Un fardeau invisible
Depuis aussi loin que je me souvienne, des tensions et des maux physiques et psychologiques m’habitaient, sans que je parvienne à les exprimer. La peur de partir en vacances, la peur des autres et du monde, la peur du changement… Un sentiment de vide s’installait dès que je ne travaillais pas, même entouré. En réalité, c’était la peur d’exister et de vivre tout simplement.
Je savais que quelque chose clochait, mais j’avais accepté ces schémas de vie répétitifs sans tenter de m’en libérer. Pourtant, mon corps, cet allié silencieux, a commencé à manifester de plus en plus de souffrance, comme pour me signifier que quelque chose de fondamental n’était pas accepté.

Une blessure profonde
Des années de thérapie comportementale m’ont offert divers diagnostics, convergeant vers une même réalité : je manquais d’amour pour moi-même. Mon mental comprenait les dysfonctionnements, mais une part de moi, tant l’enfant que l’adulte, restait terrorisée.
« Devenus adultes, nous avons tendance à reproduire le monde émotionnel de notre enfance. » – Louise Hay

L’enfance marquée par le rejet
Durant mon enfance et ma pré-adolescence, mon père me rabaissait constamment, me traitant d’imbécile, de raté. Victime de sévices psychologiques incessants, je me suis convaincu d’être sans valeur, inutile. J’avais une immense soif de vivre, mais je ressentais que mon père me poussait à disparaître.
Ma mère, quant à elle, se positionnait comme victime et me sollicitait pour l’aider à affronter mon père. Je me souviens encore des portes qui claquaient, des cris dans la nuit, et d’elle m’appelant à l’aide alors que je n’avais que 6 ou 7 ans. Paralysé par la peur, je me sentais seul dans un monde sans amour. Ce fut le moment où j’ai commencé à refouler toutes mes émotions.
« Nous sommes tous victimes de victimes; nos parents ne pouvaient nous enseigner ce qu’ils ignoraient. » – Louise Hay
Une coupure avec moi-même
Depuis l’enfance, je ressentais un profond manque d’affection et un sentiment d’exclusion. Incapable d’exprimer ma colère, j’ai adopté le rôle du « gentil garçon », me modélant sur les autres pour être accepté. Avec le temps, je me suis coupé de quatre éléments essentiels :
- Mes émotions : Le film Vice Versa m’a fait réaliser que je ne les ressentais plus.

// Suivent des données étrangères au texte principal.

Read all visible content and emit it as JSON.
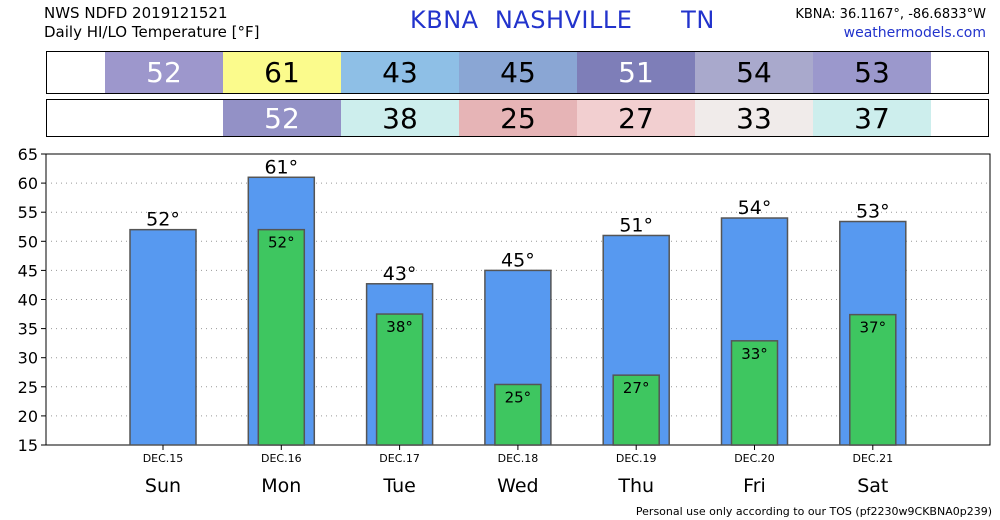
{
  "header": {
    "line1": "NWS NDFD 2019121521",
    "line2": "Daily HI/LO Temperature [°F]",
    "station_title": "KBNA  NASHVILLE      TN",
    "coords": "KBNA: 36.1167°, -86.6833°W",
    "site": "weathermodels.com"
  },
  "hi_strip": [
    {
      "label": "52",
      "color": "#9d97cc"
    },
    {
      "label": "61",
      "color": "#fbfb8c"
    },
    {
      "label": "43",
      "color": "#8ebfe6"
    },
    {
      "label": "45",
      "color": "#8aa6d4"
    },
    {
      "label": "51",
      "color": "#7e7eb8"
    },
    {
      "label": "54",
      "color": "#a9a9cc"
    },
    {
      "label": "53",
      "color": "#9b98cc"
    }
  ],
  "lo_strip": [
    {
      "label": "52",
      "color": "#9391c6"
    },
    {
      "label": "38",
      "color": "#cdeeed"
    },
    {
      "label": "25",
      "color": "#e6b4b6"
    },
    {
      "label": "27",
      "color": "#f2cfd0"
    },
    {
      "label": "33",
      "color": "#f0ebea"
    },
    {
      "label": "37",
      "color": "#cdeeed"
    }
  ],
  "chart_data": {
    "type": "bar",
    "categories": [
      "Sun",
      "Mon",
      "Tue",
      "Wed",
      "Thu",
      "Fri",
      "Sat"
    ],
    "dates": [
      "DEC.15",
      "DEC.16",
      "DEC.17",
      "DEC.18",
      "DEC.19",
      "DEC.20",
      "DEC.21"
    ],
    "series": [
      {
        "name": "",
        "color": "#5799f0",
        "values": [
          52,
          61,
          42.7,
          45,
          51,
          54,
          53.4
        ],
        "labels": [
          "52°",
          "61°",
          "43°",
          "45°",
          "51°",
          "54°",
          "53°"
        ]
      },
      {
        "name": "",
        "color": "#3ec660",
        "values": [
          null,
          52,
          37.5,
          25.4,
          27,
          32.9,
          37.4
        ],
        "labels": [
          "",
          "52°",
          "38°",
          "25°",
          "27°",
          "33°",
          "37°"
        ]
      }
    ],
    "yticks": [
      15,
      20,
      25,
      30,
      35,
      40,
      45,
      50,
      55,
      60,
      65
    ],
    "ylim": [
      15,
      65
    ],
    "grid": true
  },
  "footer": "Personal use only according to our TOS (pf2230w9CKBNA0p239)"
}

- L’instant présent : J’étais toujours projeté vers le futur avec angoisse ou vers le passé avec culpabilité.
- Mon intuition : Je me comparais aux autres, enfermé dans le jugement.
- Mes désirs : J’avais oublié ce qui était bon pour moi.
Je m’étais oublié, cherchant désespérément une place dans la vie des autres, même si elle ne me convenait pas et me rendait malade.